Tshepo Mokoena 

Sigma: Life review – drum’n’bass crossover duo pursue dance-pop glory

After scoring a No 1 last year, this d’n’b outfit have been able to rope in big-name guest vocalists to help them hit the dance-pop bigtime
  
  

Sigma 2015
Perfectly functional, completely unoriginal dance music … Sigma Photograph: Handout

What Skrillex did for dubstep in the US, Sigma look set to do to drum’n’bass in the UK: take an underground sub-genre and feed it to the masses. Former small-time producers Cameron Edwards and Joe Lenzie have been a duo since 2006, but are releasing this debut album after 2014 chart-topper Nobody to Love raised their profile.
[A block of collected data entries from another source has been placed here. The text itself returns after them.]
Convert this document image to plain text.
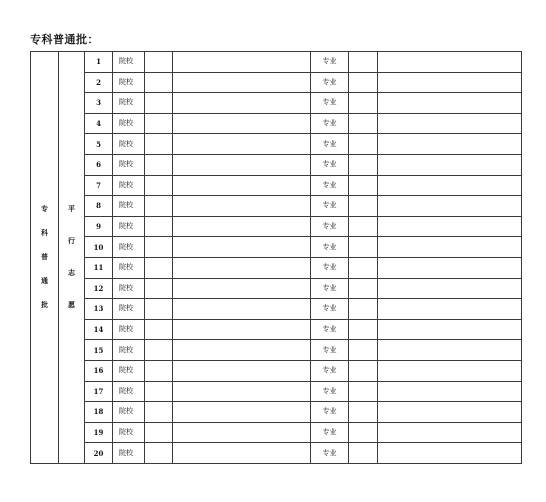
专科普通批：
专
科
普
通
批	平
行
志
愿	1	院校			专业		
		2	院校			专业		
		3	院校			专业		
		4	院校			专业		
		5	院校			专业		
		6	院校			专业		
		7	院校			专业		
		8	院校			专业		
		9	院校			专业		
		10	院校			专业		
		11	院校			专业		
		12	院校			专业		
		13	院校			专业		
		14	院校			专业		
		15	院校			专业		
		16	院校			专业		
		17	院校			专业		
		18	院校			专业		
		19	院校			专业		
		20	院校			专业		
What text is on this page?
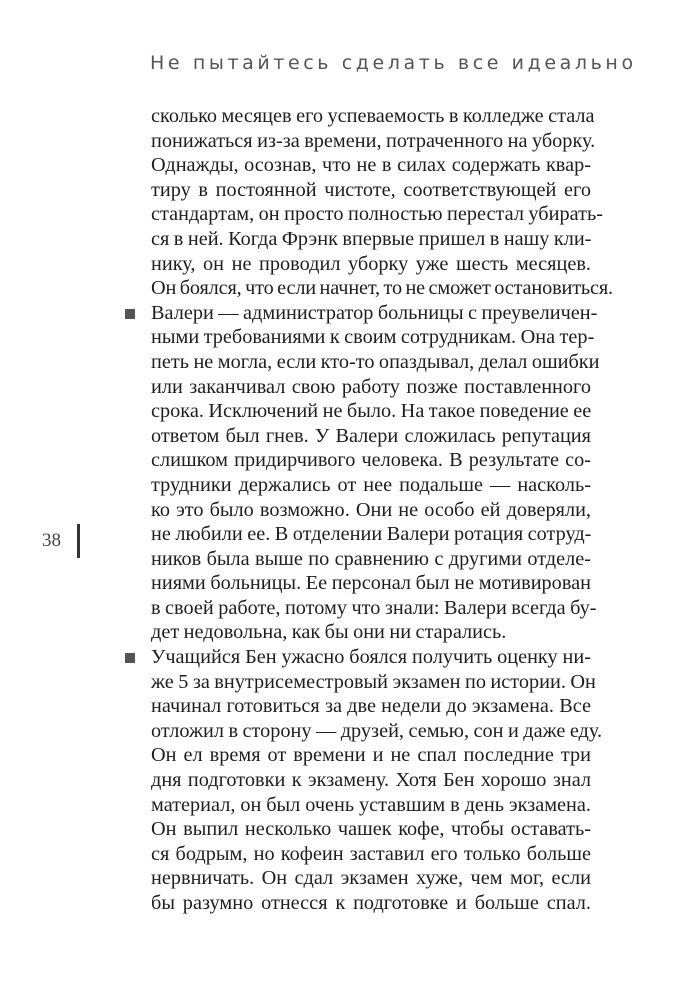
Не пытайтесь сделать все идеально
38
сколько месяцев его успеваемость в колледже стала
понижаться из-за времени, потраченного на уборку.
Однажды, осознав, что не в силах содержать квар-
тиру в постоянной чистоте, соответствующей его
стандартам, он просто полностью перестал убирать-
ся в ней. Когда Фрэнк впервые пришел в нашу кли-
нику, он не проводил уборку уже шесть месяцев.
Он боялся, что если начнет, то не сможет остановиться.
Валери — администратор больницы с преувеличен-
ными требованиями к своим сотрудникам. Она тер-
петь не могла, если кто-то опаздывал, делал ошибки
или заканчивал свою работу позже поставленного
срока. Исключений не было. На такое поведение ее
ответом был гнев. У Валери сложилась репутация
слишком придирчивого человека. В результате со-
трудники держались от нее подальше — насколь-
ко это было возможно. Они не особо ей доверяли,
не любили ее. В отделении Валери ротация сотруд-
ников была выше по сравнению с другими отделе-
ниями больницы. Ее персонал был не мотивирован
в своей работе, потому что знали: Валери всегда бу-
дет недовольна, как бы они ни старались.
Учащийся Бен ужасно боялся получить оценку ни-
же 5 за внутрисеместровый экзамен по истории. Он
начинал готовиться за две недели до экзамена. Все
отложил в сторону — друзей, семью, сон и даже еду.
Он ел время от времени и не спал последние три
дня подготовки к экзамену. Хотя Бен хорошо знал
материал, он был очень уставшим в день экзамена.
Он выпил несколько чашек кофе, чтобы оставать-
ся бодрым, но кофеин заставил его только больше
нервничать. Он сдал экзамен хуже, чем мог, если
бы разумно отнесся к подготовке и больше спал.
Its success helped facilitate Life’s glut of guest vocalists and now, in Edwards’ own words, they have found “a formula that works”. He was referring to Sigma’s frequent use of collaborators – from Rita Ora and Ella Eyre to Labrinth and Paloma Faith – but could just as easily have meant their reliance on strings, pensive piano intros and clattering d’n’b “drops”. Like DJ Fresh, Disclosure, Clean Bandit and Rudimental, Sigma have realised that the surest way to dance-pop fame is a warbling, emotive vocal over a fistpump-ready beat. The result? Perfectly functional, completely unoriginal dance music with its sights set on the charts.